Par un jugement n° 1800680 du 5 février 2020, le tribunal administratif de Poitiers a rejeté sa demande.
Procédure devant la cour :
Par une requête et un mémoire, enregistrés le 2 juillet 2020 et le 5 mai 2022, M. B..., représenté par la SCP KPL Avocats, demande à la cour :
1°) d'annuler ce jugement du tribunal administratif de Poitiers du 5 février 2020 ;
2°) d'annuler la décision du 6 novembre 2017 de la directrice régionale de réseau La Poste Poitou Charentes ;
3°) d'enjoindre à La Poste de reconstituer rétroactivement sa carrière et de le rétablir dans ses droits dans un délai de deux ans à compter de la notification de l'arrêt à intervenir ;
4°) de mettre à la charge de La Poste une somme de 2 500 euros à verser à son conseil sur le fondement de l'article L. 761-1 du code de justice administrative et de l'article 37 de la loi du 10 juillet 1991.
Il soutient que :
Sur la régularité du jugement :
- les premiers juges n'ont pas examiné le moyen tiré du non-respect de la règle de parité, l'ayant requalifié à tort en moyen tiré du non-respect des règles du quorum ;
- c'est en se fondant sur des pièces non communiquées que les premiers juges ont retenu qu'un des membres du collège des représentants du personnel a indiqué qu'il n'assisterait pas à la commission administrative paritaire.

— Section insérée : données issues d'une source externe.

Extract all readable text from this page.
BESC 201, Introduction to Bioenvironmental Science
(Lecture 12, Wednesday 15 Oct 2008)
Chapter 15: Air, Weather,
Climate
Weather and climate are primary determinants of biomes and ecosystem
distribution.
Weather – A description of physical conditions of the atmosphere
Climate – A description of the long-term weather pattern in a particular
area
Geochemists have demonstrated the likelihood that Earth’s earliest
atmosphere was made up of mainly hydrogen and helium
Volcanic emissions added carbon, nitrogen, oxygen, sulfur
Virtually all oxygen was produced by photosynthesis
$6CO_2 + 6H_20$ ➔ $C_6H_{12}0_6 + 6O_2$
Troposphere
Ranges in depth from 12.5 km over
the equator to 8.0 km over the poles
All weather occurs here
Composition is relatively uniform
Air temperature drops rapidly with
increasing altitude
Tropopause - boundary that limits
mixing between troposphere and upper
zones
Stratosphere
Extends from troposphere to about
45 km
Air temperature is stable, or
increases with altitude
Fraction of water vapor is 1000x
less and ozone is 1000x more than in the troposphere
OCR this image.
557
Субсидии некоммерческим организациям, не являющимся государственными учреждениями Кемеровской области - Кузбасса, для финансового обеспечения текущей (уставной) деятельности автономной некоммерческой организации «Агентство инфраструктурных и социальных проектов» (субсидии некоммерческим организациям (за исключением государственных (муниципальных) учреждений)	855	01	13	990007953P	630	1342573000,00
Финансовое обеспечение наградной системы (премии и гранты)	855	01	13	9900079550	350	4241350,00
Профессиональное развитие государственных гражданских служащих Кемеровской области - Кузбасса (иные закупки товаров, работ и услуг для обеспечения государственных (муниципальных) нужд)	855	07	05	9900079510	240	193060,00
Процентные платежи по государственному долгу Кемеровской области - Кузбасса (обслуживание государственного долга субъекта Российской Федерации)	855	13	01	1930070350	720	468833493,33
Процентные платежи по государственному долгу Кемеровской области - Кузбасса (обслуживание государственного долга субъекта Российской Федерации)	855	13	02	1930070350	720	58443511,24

Sur le bien-fondé du jugement :
- la décision contestée est entachée d'une insuffisance de motivation en droit et en fait ;
- elle est entachée d'un vice de procédure, la preuve que la parité entre délégués du personnel et membres de l'administration présents était respectée n'étant pas apportée ;
- elle est entachée d'erreur de fait, la matérialité des faits reprochés n'étant pas établie, et d'erreur d'appréciation, la sanction infligée étant disproportionnée.
Par un mémoire en défense, enregistré le 24 février 2021, La Poste, représentée par Me Ruffié, conclut au rejet de la requête et à la mise à la charge de M. B... d'une somme de 1 500 euros sur le fondement de l'article L. 761-1 du code de justice administrative.
Elle soutient qu'aucun des moyens de la requête n'est fondé.
M. B... a été admis au bénéfice de l'aide juridictionnelle totale par une décision du 29 avril 2020.
Vu les autres pièces du dossier.
Vu :
- la loi n° 83-634 du 13 juillet 1983 ;
- la loi n° 84-16 du 11 janvier 1984 ;
- la loi n° 90-568 du 2 juillet 1990 ;
- le décret n° 94-130 du 11 février 1994 ;
- le code de justice administrative.
Les parties ont été régulièrement averties du jour de l'audience.
Ont été entendus au cours de l'audience publique :
- le rapport de Mme A... C...,
- les conclusions de M. Axel Basset, rapporteur public,
- et les observations de Me Hardouin, représentant La Poste.
Considérant ce qui suit :
1. M. D... B..., fonctionnaire de La Poste depuis 1980, a exercé les fonctions de facteur, guichetier, puis a été affecté à compter de 2006 au poste de chargé de clientèle au bureau d'Angoulême. Par une décision du 6 novembre 2017, il a fait l'objet d'une sanction disciplinaire d'exclusion temporaire de ses fonctions d'une durée de deux ans dont un an avec sursis. Il relève appel du jugement du 5 février 2020 par lequel le tribunal administratif de Poitiers a rejeté sa demande d'annulation de cette décision.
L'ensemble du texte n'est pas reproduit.